Posted by Soroban on September 09, 2002 at 11:54:07:
In Reply to: Vector Calc posted by Ccp511 on September 09, 2002 at 02:37:45:
: if v X w= 2i-3j+5k, and v.w=3, find tan(theta) where theta is the angle between vectors v and w. What is the general formula that relates dot product and cross product and how can I use that to find the angle between the two vectors?
What a devious problem!
I don't think there is a "general formula" that relates Dot product
to Cross Product, but we can invent one!
I had to dig through the cobwebs in my brain to come up with this.
See what you think.
We have two vectors V and W.
Recall that the area of the parallelogram determined by V and W
is given by: A = |V x W|.
Also, the area of that parallelogram is: A = |V||W|sin @
where @ is the angle between the vectors.

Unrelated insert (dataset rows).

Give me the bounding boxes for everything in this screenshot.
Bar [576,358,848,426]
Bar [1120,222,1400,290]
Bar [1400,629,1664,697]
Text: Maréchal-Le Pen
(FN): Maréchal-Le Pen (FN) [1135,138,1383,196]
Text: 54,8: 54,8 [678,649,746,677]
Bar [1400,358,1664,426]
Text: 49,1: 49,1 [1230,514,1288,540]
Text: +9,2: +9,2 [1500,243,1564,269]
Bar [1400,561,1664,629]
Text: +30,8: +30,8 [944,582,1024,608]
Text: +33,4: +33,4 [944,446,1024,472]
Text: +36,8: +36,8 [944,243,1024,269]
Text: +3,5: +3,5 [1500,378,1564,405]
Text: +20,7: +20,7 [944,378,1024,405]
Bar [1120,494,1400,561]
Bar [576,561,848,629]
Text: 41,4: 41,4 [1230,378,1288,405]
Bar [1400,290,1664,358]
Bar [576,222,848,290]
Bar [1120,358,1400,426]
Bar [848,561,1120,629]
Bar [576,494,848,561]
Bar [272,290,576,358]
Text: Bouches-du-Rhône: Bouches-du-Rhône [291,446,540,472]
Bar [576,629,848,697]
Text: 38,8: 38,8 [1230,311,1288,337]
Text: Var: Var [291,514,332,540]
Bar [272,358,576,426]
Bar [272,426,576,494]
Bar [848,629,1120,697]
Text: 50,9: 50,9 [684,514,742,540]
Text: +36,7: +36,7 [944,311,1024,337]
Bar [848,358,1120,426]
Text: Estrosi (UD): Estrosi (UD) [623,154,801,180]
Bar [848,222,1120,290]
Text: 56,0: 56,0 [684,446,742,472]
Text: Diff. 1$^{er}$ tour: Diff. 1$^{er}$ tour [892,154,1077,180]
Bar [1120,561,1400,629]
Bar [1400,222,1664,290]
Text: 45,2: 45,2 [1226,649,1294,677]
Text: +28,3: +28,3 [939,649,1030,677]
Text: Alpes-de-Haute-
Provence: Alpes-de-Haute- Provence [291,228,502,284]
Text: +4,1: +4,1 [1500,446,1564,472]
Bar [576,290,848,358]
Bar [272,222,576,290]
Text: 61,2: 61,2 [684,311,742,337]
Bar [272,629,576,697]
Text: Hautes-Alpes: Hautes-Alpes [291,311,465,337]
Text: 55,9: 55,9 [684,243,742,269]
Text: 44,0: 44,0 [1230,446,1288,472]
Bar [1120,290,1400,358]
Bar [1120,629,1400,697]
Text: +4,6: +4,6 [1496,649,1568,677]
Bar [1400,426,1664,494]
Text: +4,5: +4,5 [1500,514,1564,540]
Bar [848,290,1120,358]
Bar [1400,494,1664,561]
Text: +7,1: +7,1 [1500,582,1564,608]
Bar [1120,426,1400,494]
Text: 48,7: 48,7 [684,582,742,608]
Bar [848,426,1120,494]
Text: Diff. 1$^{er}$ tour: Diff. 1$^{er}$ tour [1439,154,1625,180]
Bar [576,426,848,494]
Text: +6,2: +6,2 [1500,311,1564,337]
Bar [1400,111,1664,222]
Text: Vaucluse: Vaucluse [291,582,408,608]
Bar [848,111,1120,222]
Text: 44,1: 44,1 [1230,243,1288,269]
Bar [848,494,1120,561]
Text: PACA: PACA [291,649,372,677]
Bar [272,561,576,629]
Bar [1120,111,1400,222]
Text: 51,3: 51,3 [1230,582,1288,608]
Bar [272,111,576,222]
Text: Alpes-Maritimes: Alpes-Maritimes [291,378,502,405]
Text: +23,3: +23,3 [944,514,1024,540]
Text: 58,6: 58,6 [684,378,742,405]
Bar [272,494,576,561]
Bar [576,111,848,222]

So, |V||W|sin @ = |VxW|. Hence, sin @ = |VxW|/|V||W|.
Now, the angle between V and W is: cos @ = V*W/|V||W|.
Divide the last two equations:
(sin @)/(cos @) = |VxW|/V*W
We got it! We find that: |VxW| = sqrt(38),
so: tan @ = sqrt(38)/3
I got 64.05 degrees.
[Before I shout "It's Miller time!", is this a
well-known derivation? Is it a centuries-old
formula? Did I just "reinvent the wheel"?]